Friday, September 17, 2021

Winning II

 

Step to the Rear

Will everyone here kindly step to the rear
And let a winner lead the way
Here's where we separate
The notes from the noise
The men from the boys
The rose from the poison ivy

So what does it take to be a winner?

The Ultimatum Game is an instrument in Economics and Game Theory. One player, the proposer, is given a sum of money, say $100. The proposer must split it with another player, the responder. Once the proposer makes his offer, the responder may accept it or reject it. If the responder accepts, the money is split according to the offer. If the responder rejects the offer, both players receive nothing.

A “fair” distribution would be a 50/50 split by the proposer.  That is not the User Optimal solution for the proposer.  The User Optimal solution of the proposer should be to offer the lowest non-zero amount and keep the balance. The User Optimal solution of the responder is to accept any non-zero offer by the proposer.  In the case of a $100 gift and integer offers, an offer of a $1 from the proposer to the responder should be accepted, since it would be the User Optimal solution of both players.

However in experiments, (Güth, Schmittberger, & Schwarze, 1982), responders typically rejected offers of less than 30%.  This was verified in different societies and cultural settings (Henrich, 2004) (Oosterbeek, 2004). Why did responders reject offers of less than 30% when that was not their User Optimal solution? With the User Optimal solution, a responder would at least have the offer, instead of both players having nothing.

The answer is that in that offer, the proposer is not only making an offer.  He is also conveying his expectation for repeating this game with the roles reversed, and if the game is repeated, then the proposer is conveying the discount rate that the proposer places on the future.  The System Optimal solution is the sum of the accepted offers in repeated games.  If the offer is 50/50 in each game, and the roles are reversed after each game, then after two games each player would have $100 and the System of all players would have $200.  If each player follows the User Optimal Solution in each game and makes an unfair offer and that offer is rejected, then after two games both players have $0 and the System has $0.

If the offer follows a User Optimal strategy and offers the bare minimum, then in addition to that offer the proposer is conveying information that he does not expect to ever repeat this game with the roles reversed OR if the roles are reversed and the game is repeated that he has a very high discount rate (i.e. places a very low value on the future).  The System Optimal solution requires that the game be repeated and that a reasonable discount rate is used to value that future.

If the offer is a 50/50 split then the offeror may be conveying that he does expect the game to be repeated with reversed roles or his discount rate is 0% CAGR.  If the offer is $30, then the proposer is also conveying that he expects the game to be repeated with roles reversed,but if it is repeated once per year then his discount rate is 40% CAGR, ( $50-$30)/$50.  When the responder rejects an offer, then the responder is responding not only for himself as a User, but for the System of all potential players.  By rejecting the offer, the responder is indicating that the proposer should be excluded from the System because the proposer either does not believe in a future, or if he does believe in the future he places a low value, i.e. a high discount rate, on that future.
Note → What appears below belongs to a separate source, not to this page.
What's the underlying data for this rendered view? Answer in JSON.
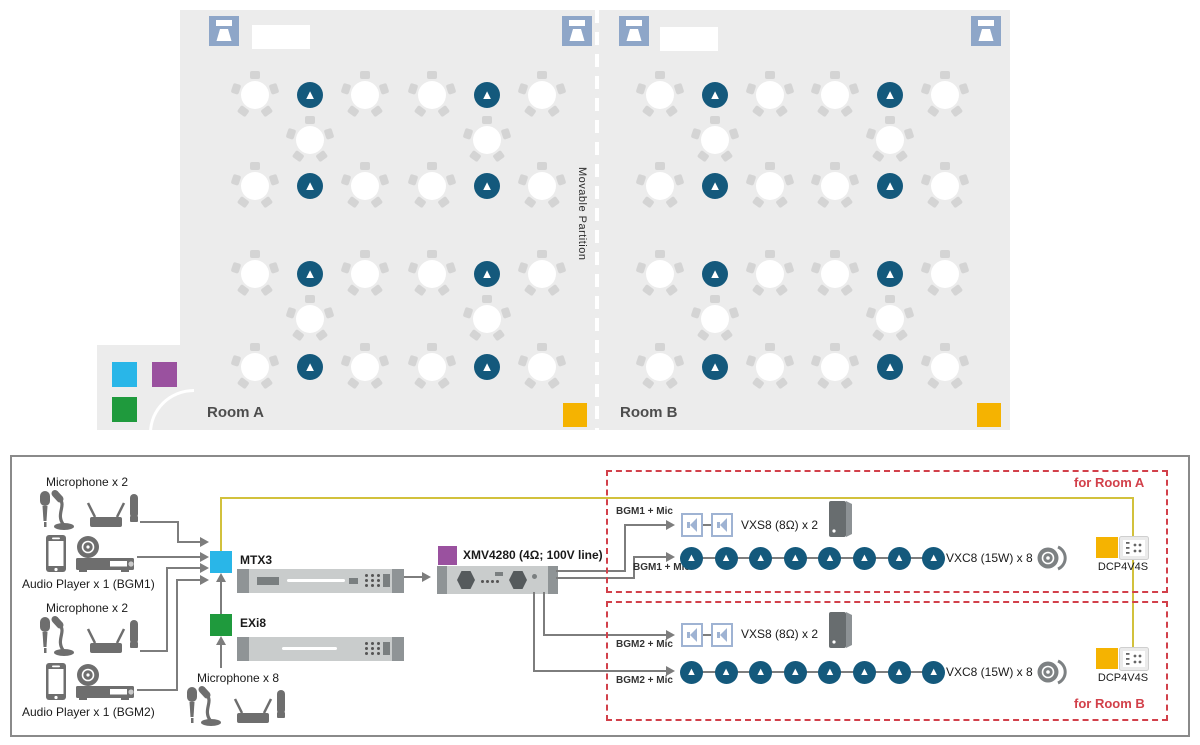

Even though the System does not appear to have a role in the Ultimatum game, the responder is playing not only for themselves as a User,  but for the entire System. The winner is the System, not the player.

References

Güth, W., Schmittberger, R., & Schwarze, B. (1982). "An experimental analysis of ultimatum bargaining". Journal of Economic Behavior & Organization. 3 (4), 367–388.

Henrich, J. R. (2004). Foundations of Human Sociality: Economic Experiments and Ethnographic Evidence from Fifteen Small-Scale Societies. Oxford University Press.

Oosterbeek, H. R. (2004). "Cultural Differences in Ultimatum Game Experiments: Evidence from a Meta-Analysis". Experimental Economics. 7 (2), 171–188.